One of the units we covered in class focused on global and transnational sexualities. We explored the variations in sexual freedom, sexual expression, and among genders between different cultures. Our studies led us to analyze the globalization of sexuality. Globalization, as explained by Peter Chua, “is the idea that the world seems as though it is getting smaller” (NSS 507). Technology and the industrialization of business have made the spread of information and goods nearly instantaneous, creating “homogenized” ideals ad norms worldwide (NSS 508).
An instance in which globalization is especially evident is in the industrialization of condoms. In his article, “Condoms in the Global Economy,” Peter Chua explores the discourses surrounding personal condom use and condoms as an economic concept. The arguments supporting and condemning condom use are interesting because they display the ideals of their nation of origination. I want to explore these arguments, as well as the nuances in the perspectives on condoms between North American and European countries as seen in the documentary “Let’s Talk About Sex.”
Introducing condoms as an economic commodity in today’s society is an interesting venture covered by Chua in his article. He begins with the history of condoms, highlighting the time period during which condoms began being mass-produced, which was just after World War II (NSS 510). The demand for condoms increased when family planning practices were implemented and when the HIV/AIDS scare motivated people to have protected sex in the decades following the war (NSS 510). Have we ever considered that the condom industry was controversial, at least with regards to race and gender? Jobs in factories were racially segregated, giving white upper-class workers managerial or supervising positions while black workers handle heavy, dangerous machinery (NSS 510). These jobs were for men; women worked for less pay, in jobs that required less training and education (NSS 510). These inequalities tie into the inequalities later seen between races and gender on a global scale. We will see how people of certain races, from third-world countries, do not have equal access to condoms, and women’s rights and equality are not recognized in the field of contraception.

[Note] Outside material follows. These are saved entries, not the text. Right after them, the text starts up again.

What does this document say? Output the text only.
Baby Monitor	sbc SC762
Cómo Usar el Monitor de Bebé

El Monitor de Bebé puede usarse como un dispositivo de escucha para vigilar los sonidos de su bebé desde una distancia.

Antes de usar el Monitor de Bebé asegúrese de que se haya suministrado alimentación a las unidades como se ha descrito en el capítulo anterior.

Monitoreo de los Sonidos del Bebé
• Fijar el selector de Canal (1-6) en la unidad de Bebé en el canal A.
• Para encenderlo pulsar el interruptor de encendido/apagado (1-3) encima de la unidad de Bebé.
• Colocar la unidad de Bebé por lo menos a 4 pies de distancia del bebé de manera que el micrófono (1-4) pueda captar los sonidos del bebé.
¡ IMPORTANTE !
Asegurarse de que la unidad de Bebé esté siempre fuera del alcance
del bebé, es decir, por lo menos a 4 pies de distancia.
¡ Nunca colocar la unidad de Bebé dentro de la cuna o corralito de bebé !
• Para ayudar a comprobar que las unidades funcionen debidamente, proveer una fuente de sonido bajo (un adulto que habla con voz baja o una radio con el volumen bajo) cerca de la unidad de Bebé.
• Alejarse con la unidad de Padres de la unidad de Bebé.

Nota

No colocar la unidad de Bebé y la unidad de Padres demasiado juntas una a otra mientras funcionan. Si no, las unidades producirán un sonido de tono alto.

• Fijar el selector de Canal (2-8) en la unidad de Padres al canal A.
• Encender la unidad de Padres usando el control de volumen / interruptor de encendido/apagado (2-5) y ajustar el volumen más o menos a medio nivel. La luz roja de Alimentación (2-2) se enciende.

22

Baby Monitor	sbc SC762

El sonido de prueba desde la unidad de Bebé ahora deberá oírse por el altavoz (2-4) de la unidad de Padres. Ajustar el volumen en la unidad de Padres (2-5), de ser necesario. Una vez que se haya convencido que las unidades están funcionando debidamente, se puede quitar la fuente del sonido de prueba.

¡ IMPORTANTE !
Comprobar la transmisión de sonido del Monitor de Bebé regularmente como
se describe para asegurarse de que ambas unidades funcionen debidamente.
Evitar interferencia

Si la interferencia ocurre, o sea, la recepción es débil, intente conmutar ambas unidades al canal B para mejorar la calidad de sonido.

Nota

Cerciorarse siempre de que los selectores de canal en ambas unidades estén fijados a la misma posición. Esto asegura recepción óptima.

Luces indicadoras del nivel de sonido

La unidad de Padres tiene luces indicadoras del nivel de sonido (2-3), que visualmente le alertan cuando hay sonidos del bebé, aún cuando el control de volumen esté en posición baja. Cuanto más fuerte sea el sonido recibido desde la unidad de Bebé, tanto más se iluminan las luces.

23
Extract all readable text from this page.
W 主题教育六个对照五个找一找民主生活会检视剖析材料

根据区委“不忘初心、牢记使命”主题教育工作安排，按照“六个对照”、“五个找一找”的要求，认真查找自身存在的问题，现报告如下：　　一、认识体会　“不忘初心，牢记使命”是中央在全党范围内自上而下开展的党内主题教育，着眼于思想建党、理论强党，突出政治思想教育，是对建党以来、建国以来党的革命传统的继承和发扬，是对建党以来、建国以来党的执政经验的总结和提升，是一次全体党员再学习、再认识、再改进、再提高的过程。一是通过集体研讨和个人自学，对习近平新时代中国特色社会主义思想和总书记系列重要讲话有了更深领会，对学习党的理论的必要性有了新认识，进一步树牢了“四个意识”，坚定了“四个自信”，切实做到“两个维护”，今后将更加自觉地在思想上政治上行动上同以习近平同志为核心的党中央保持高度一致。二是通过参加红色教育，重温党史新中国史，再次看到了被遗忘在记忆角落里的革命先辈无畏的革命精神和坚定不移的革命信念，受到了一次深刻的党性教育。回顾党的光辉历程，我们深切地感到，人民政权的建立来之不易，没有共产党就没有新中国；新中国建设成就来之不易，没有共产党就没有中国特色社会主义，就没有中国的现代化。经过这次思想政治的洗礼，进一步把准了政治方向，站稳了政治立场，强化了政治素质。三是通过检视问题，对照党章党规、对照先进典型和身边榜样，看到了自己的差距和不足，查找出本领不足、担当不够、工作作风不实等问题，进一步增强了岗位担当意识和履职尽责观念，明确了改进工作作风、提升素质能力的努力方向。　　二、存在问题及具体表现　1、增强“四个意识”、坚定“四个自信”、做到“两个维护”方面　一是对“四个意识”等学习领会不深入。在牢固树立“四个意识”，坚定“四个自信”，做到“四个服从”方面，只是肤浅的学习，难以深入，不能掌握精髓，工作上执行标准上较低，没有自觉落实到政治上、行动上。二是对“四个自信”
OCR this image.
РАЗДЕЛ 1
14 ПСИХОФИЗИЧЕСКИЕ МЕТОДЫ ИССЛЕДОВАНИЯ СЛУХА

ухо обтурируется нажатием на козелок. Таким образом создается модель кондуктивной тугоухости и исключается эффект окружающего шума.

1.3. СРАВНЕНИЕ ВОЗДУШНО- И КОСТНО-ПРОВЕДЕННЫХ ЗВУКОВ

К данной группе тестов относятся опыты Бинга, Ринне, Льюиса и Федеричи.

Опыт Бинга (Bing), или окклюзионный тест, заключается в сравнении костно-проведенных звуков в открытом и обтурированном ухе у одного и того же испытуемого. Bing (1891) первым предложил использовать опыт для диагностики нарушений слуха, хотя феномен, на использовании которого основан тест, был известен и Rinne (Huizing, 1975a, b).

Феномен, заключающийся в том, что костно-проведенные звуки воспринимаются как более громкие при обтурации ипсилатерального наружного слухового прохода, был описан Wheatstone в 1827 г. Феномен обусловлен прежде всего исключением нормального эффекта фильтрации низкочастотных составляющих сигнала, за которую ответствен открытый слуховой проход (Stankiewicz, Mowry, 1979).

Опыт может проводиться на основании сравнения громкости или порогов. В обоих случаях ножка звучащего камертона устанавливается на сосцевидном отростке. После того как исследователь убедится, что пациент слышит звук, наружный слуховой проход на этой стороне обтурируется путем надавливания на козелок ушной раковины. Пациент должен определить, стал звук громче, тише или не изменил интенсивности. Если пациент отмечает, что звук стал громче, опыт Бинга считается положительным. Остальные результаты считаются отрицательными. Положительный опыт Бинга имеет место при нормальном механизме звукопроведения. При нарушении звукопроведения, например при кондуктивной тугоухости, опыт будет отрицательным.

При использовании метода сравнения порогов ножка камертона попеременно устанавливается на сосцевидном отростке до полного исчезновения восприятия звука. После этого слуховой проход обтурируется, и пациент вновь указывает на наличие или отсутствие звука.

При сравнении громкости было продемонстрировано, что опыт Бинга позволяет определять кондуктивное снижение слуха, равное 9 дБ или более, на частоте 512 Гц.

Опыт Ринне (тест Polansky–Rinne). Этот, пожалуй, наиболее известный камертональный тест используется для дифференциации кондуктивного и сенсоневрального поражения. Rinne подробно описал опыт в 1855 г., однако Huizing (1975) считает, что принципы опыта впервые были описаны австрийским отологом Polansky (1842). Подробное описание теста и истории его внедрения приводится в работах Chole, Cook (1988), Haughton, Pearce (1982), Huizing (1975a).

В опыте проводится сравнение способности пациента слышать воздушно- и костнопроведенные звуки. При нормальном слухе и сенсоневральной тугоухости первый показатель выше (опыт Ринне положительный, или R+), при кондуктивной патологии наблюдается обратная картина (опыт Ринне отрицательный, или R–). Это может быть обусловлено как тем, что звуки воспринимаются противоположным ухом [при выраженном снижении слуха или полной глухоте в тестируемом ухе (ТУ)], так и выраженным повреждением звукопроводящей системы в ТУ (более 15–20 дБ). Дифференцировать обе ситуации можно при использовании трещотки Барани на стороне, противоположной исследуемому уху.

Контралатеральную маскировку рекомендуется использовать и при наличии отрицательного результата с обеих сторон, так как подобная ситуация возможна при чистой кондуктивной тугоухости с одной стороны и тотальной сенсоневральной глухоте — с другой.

Continuing the idea of condoms as economic commodities, I thought it was interesting how the efforts of sexual health aid provided by first-world countries like the US to third-world countries is more for economic gain than it is to help these people. At least that is the way that the people living in these poverty-stricken countries see it. Chua states in his article, “While the US government provided millions of dollars to reduce fertility and increase HIV/AIDS prevention in the Third World, most of the money actually stayed within the US” (NSS 510). He goes on to say that providing condoms to these countries actually makes such countries dependent on the US, and not the health providers in their own countries (NSS 511). So while the US is making a profit off of these countries in poverty, these third-world countries are getting nowhere in their struggle against poverty. It is also important to note that women in these situations do not feel empowered by their sexuality just because they may have access to condoms. No, instead they feel forced into family planning strategies or unwanted contraceptive methods. Isn’t it interesting how a material good can have such history in social and economic injustice while as well as affect how women perceive their sexuality?
The arguments surrounding condoms are based on moral ideals, sexual freedom, and gender equality. The conservatives argue that condoms actually promote sexual activity and negatively impact society because they interrupt natural procreation (NSS 512). This is a heteronormative mindset; assuming that people engage in strictly heterosexual sexual behaviors excludes the entire homosexual community from condom use. Research has shown that condoms significantly reduce the spread of STDs, including HIV. Isn’t that a very positive contribution to society? Well social moralists would say that people would practice abstinence if condoms weren’t available. Is that true? I think the ways of accessing condoms are far too great and sex is too appealing for most people for them to just stop doing it altogether. Also, condoms have provided women with the freedom to control their sexuality by giving them the choice of procreation. Taking that away would be an extreme injustice to women as it is not their “duty” to bear children. Women and men both have the right to dictate their sexualities, without government interference.
Altogether, these different perspectives regarding condoms have led to varying expressions of sexualities, as in the North American versus European countries spotlighted in the documentary, “Let’s Talk About Sex.” Mostly, the differences revolved around the cultures’ openness about sex. In European countries, they openly discussed sex and embraced it as a natural, human occurrence. Children were introduced to sex at a young age, being taught safe sexual practices such as condom use, from the beginning. Teens in America said that they hardly talked with their parents about sex, it was too awkward to discuss with them. These discourses permeated the topic of condoms and their social stigma. In Europe, it was seen as responsible to have a condom in your wallet. American teens refuted that fact by saying guys were perverts or questionable if they always carried condoms. What does that say about our society? Somehow, safe sex has been stigmatized here giving condoms a negative image. This has serious social implications if we want to create a safe sex society that encourages people to embrace their sexual rights.
From their manufacturing and industrialization to personal use, the social implications of condoms are heavily debated. The sexuality of people around the world is affected by the production and distribution of condoms.